Kimberly also has to deal with a history book on Copper Hollow that only shows blank pages to her, even when she shows it to adults, they seem to go into a daze as if the book doesn't even exist to them. Even when she asks the Mayor about this very book, he has no idea what she's speaking of. " I try to change the subject. 'I finished that book. The one about our history.'
'Book? ' Mayor Couch asks. 'What book?'
'The one I showed you.'
He chuckles. 'You and your imagination. I don't remember you showing me a book. ' "
Readers and Kimberly still have no idea what is going half way through the book. "Something weird is going on with him. It makes me wonder. . . is it linked to the doll? Or maybe he just has some sort of memory loss? "
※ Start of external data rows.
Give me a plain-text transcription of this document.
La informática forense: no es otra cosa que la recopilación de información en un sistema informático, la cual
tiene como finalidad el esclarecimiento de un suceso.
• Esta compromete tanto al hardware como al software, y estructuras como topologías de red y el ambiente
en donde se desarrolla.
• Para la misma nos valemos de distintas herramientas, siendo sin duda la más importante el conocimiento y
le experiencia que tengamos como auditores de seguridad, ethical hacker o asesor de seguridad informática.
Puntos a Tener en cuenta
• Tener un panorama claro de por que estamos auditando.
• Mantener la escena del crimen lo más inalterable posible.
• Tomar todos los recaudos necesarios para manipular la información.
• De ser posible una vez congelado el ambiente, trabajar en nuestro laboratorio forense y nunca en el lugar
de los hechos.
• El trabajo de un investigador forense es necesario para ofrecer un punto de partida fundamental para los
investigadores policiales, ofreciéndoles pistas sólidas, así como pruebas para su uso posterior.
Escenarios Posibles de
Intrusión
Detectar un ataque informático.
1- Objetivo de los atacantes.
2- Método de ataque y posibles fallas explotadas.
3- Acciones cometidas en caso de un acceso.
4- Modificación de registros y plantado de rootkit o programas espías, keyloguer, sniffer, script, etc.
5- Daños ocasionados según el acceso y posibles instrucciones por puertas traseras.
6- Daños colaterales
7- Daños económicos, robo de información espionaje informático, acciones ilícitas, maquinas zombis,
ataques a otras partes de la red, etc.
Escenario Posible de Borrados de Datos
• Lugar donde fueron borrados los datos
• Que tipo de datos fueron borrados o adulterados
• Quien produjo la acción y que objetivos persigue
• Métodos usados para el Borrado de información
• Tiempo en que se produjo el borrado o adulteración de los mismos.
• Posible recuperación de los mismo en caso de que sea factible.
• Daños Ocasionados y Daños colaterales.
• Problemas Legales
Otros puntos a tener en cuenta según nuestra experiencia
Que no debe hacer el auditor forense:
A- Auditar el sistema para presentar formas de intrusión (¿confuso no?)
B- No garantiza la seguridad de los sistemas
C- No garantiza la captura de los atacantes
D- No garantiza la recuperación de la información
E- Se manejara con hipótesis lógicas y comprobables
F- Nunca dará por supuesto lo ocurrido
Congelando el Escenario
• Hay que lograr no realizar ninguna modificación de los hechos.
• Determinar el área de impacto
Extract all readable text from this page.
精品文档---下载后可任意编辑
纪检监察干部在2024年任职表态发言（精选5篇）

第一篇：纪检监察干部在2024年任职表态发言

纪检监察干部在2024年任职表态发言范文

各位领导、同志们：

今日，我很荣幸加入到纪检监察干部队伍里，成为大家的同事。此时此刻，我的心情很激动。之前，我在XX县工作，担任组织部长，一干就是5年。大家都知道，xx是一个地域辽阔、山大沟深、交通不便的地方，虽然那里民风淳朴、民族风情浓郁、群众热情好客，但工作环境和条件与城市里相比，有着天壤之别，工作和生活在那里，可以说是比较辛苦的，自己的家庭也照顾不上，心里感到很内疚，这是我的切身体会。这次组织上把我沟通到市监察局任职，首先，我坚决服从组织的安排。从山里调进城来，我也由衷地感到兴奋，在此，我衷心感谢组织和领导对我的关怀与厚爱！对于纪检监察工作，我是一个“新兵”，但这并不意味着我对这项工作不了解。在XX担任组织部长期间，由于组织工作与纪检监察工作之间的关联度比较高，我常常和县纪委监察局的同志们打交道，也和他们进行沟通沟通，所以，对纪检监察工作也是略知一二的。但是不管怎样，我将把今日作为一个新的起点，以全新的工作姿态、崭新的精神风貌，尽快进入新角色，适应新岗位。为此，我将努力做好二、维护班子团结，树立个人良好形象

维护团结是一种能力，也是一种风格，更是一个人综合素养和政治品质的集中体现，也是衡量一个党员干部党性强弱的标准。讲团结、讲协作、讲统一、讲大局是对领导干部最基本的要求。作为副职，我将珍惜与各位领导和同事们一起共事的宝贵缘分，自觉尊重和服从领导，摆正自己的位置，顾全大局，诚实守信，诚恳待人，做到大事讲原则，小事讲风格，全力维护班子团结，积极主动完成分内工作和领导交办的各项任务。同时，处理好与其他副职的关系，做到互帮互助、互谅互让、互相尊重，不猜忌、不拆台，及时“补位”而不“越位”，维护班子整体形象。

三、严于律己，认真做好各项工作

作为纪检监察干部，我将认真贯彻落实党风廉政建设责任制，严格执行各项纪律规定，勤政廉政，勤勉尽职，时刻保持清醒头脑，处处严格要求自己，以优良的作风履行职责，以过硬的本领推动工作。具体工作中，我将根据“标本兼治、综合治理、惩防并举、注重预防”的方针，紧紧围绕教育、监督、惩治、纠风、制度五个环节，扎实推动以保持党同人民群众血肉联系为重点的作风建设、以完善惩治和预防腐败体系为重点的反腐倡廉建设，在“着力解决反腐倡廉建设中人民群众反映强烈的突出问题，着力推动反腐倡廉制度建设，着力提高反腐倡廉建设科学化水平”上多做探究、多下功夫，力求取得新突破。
While Kimberly is going through all of this, her mother seems like a wasted character to introduce. She, who is rarely home and works double shifts throughout the entire book, is never there for Kimberly, but also,Kimberly never goes to her mother for help.
The story starts quickly, getting right into the doll appearing, and by the end, we learn something that was not predictable - - -this is good writing. Bury Me is what YA horror books should be: suspense, unpredictable moments and likable characters. And compared to Alexander's first book, The Collector, his story telling is getting better to the point that I am looking forward to reading his other recent books, but hopefully he sticks to telling stories with children and not adults.
I highly recommend this book to fans of R.L. Stine's 'Goosebumps,' because I truly believe we have our next R.L. Stine. Great story, great writing.